Their relationship began as a playful friendship.
They became lovers in May 1781, and were not secretive about their union.
He could not leave the Knights of Malta without forfeiting his ecclesiastical benefits, and chose to continue a rather mediocre military career with the Knights.
Françoise maintained a correspondence with Boufflers during his stay in Senegal, which gives abundant information about life in 18th century Senegal and the way the colony was organized.

In 1797 Françoise finally married Boufflers, in Breslau.
Due to the French Revolution, when they finally married they had both lost their fortunes.
They settled in the country near Paris.
Boufflers died in 1815.
Françoise died in Paris on 27 February 1827 at the age of 77.
Her body is in the 11th division of the Père Lachaise Cemetery in the Delille enclosure, beside her husband's, where it was moved in 1846.

==Publications==

The correspondence between Françoise and Boufflers was first published in 1875, edited by Henri Prat and Ernest de Magnieu.
A completely fresh version was published in two volumes in 2009/2010, edited by Sue Carrell, with very extensive notes that attempt to bring the relationship to life.
A number of letters omitted from the first edition were included, and many corrections made to the transcriptions.
Their letters show the gradual maturing of their relationship.
Those by Bouffier are sometimes rather too literary, while those of Madame de Sabran seem more spontaneous, and display her remarkable ironic intelligence.

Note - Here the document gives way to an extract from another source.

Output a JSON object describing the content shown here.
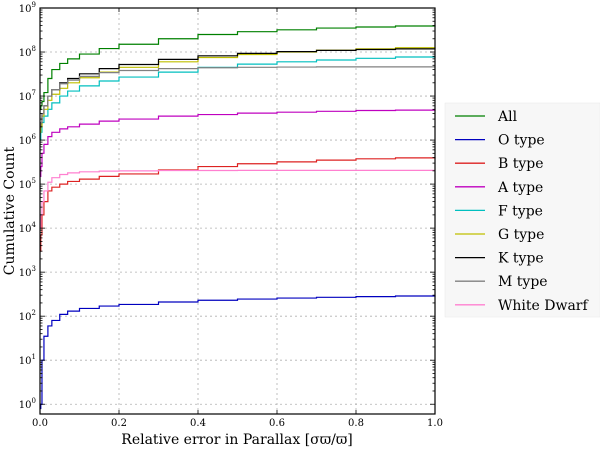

- Boufflers, Françoise Éléonore de (1875). "Correspondance inédite de la comtesse de Sabran et du chevalier de Boufflers: 1778-1788 / recueillie et publiée par E. de Magnieu et Henri Prat"
- Boufflers, Stanislas-Jean de (2009). "Le lit bleu: correspondance, 1777-1785 / la comtesse de Sabran et le chevalier de Boufflers"
- Boufflers, Françoise Éléonore (2010). "La promesse: correspondance, 1786-1787 / la comtesse de Sabran et le chevalier de Boufflers"

==In literature==
F. L. Lucas's poem 'A Tale of Two Centuries' in his From Many Times and Lands (1953) is about Eléonore and her daughter Delphine de Custine.